YToo! is a project portal page made to resemble the old Yahoo! page. One feature it has is a search function that uses or searches the Old'aVista, Oocities, Wilby, and Marginalia sites. It can also search using FrogFind!, (GitHub) which is a lightweight search engine but has a few problems including invalid SSL certificates.
Google and Bing
Both Google and Bing can use the site: keyword to only return results from certain sites. Both also use the OR operator to allow multiple sites to be searched. The usual form of writing this is:
site:yoursite.com search-term(s)
To search multiple sites then what works for both Google and Bing is to use multiple site: keywords, separated by OR, with all of it inside parentheses, such as:
(site:site1.com OR site:site2.com OR site:site3.com) search-term(s)
For example, to search all the old web sites I know still work for the word "pokemon", I used:
(site:50megs.com OR site:tripod.com OR site:angelfire.com OR site:geocities.ws OR site:freeservers.com OR site:oocities.org OR site:oocities.com OR restorativland.org) pokemon
There are limits to how long a query to the search engines can be. I could not find any definite information but Google appears to be limited to 32 words or 2,048 characters.
Search Engine Lists
Search Engine Links
Search Engine Links is an interesting site as it attempts to list search engines and directories by country. It is not entirely successful as many of the links, whatever they were originally like, now go to news or magazine type sites but there are some interesting finds on the site. I could not find any listing for small web, non-commercial site search engines but did come across some interesting things in the Subjects section such as the Calvin & Hobbes search engine and watched a wedding live from the Elvis Wedding Chapel, Las Vegas, Nevada coutesy of Earth Cam in the Webcams sub-category.
Search engines with their own indexes
Search engines with their own indexes by Rohan "Seirdy" Kumar is a great article about little known and unusual search engines.
Wikipedia
Of course, the Wikipedia page List of search engines lists lots of them.
Audio and Image Search
FindSounds
FindSounds searches the web for audio files.
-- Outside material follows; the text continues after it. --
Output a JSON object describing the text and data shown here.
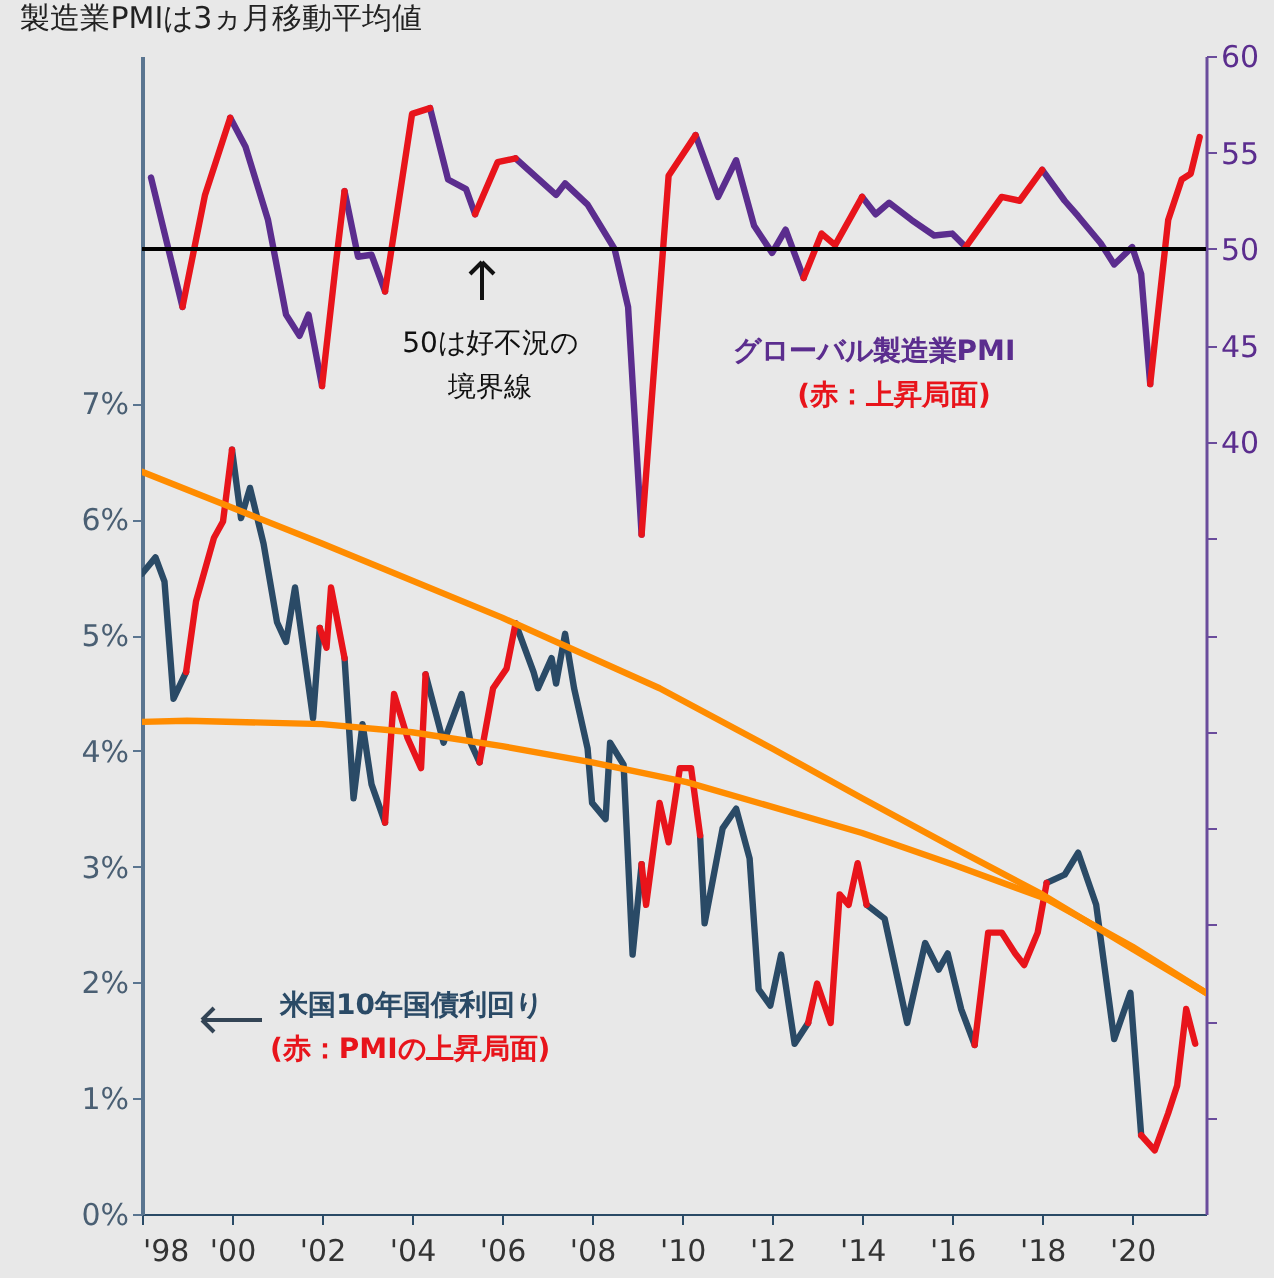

It is very good at doing what it does, but makes no assertions at all about the licensing or use of the files it finds.
Openverse
Openverse searches for media in the public domain or with creative commons licesning. Even the type of CC license can be filtered.
Picryl
Picryl describes itself as "The World's Largest Public Domain Media Search Engine" and it really is good.
TinEye
TinEye is a brilliant reverse image search engine. Simply give it an image to search for and it will search through its collection of 66.8 billion images in seconds to match it. The results can be sorted in a variety of ways.
Forums and Message Boards
Boardreader
Boardreader searches forums and message boards for its results.
Program Code Search
Searchcode
Searchcode is a search engine to find code from a variety of languages on websites.
The Internet of Things
These search engines are scary, they find absolutely anything connected to the internet, even though they really should not be. One of the oldest, Shodan, was in 2013, dubbed "The scariest search engine on the Internet". This is no longer true because as the article "Still the Scariest Search Engine on the Internet?" points out, now there are many more of this type of search engine. The security blog OSINT ME lists around a dozen of them on "20+ links for IoT and webcam search engines"
If you want to create an account with Shodan, then OSINT ME lists around 100 search queries that should return interesting results.
Shodan uses an API and security researcher Samy Younsi lists three utilities make make use of the API on "3 scary tools that use Shodan search engine".
Webcam Search Engines
The security site OSINT ME provides a list of around a dozen webcam search engines.